BRITISH HUMOUR IS DIFFERENT These are classified ads, which were actually placed in U.K. Newspapers: FREE YORKSHIRE TERRIER. 8 years old, Hateful little nasty man. Bites! ___________________________________________ FREE PUPPIES 1/2 Cocker Spaniel, 1/2 sneaky neighbor's dog. ________________________________________________ FREE PUPPIES. Mother is a Kennel Club registered German Shepherd. Father is a Super Dog, able to leap tall fences in a single bound. _______________________________________________________
COWS, CALVES: NEVER BRED. Also 1 gay bull for sale. ________________________________________________________
JOINING NUDIST COLONY! Must sell washer and dryer £100. _____________________________________________________________
WEDDING DRESS FOR SALE. Worn once by mistake. Call Stephanie. ___________________________________________________________ And the WINNER is... FOR SALE BY OWNER. Complete set of Encyclopaedia Britannica, 45 volumes. Excellent condition, £200 or best offer.

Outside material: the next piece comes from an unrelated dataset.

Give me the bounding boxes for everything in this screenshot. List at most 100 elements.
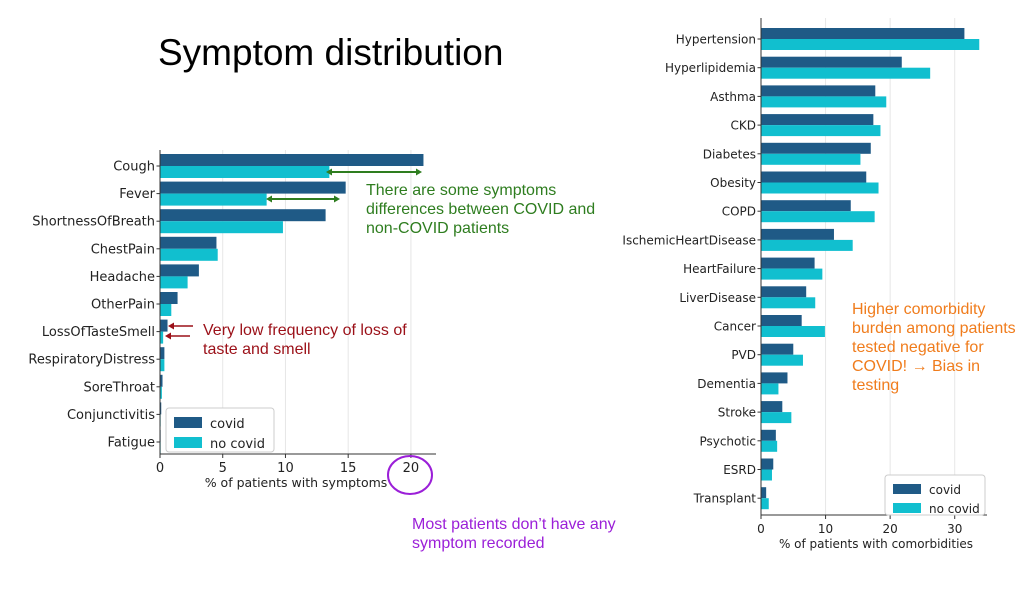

No longer needed, got married, wife knows everything. (Statement of the Century) ___________________________________________________________ Thought from the Greatest Living Scottish Thinker--Billy Connolly. "If women are so bloody perfect at multitasking, How come they can't have a headache and sex at the same time?" ____________________________________________________________ Due to current economic conditions the light at the end of the tunnel has been turned off.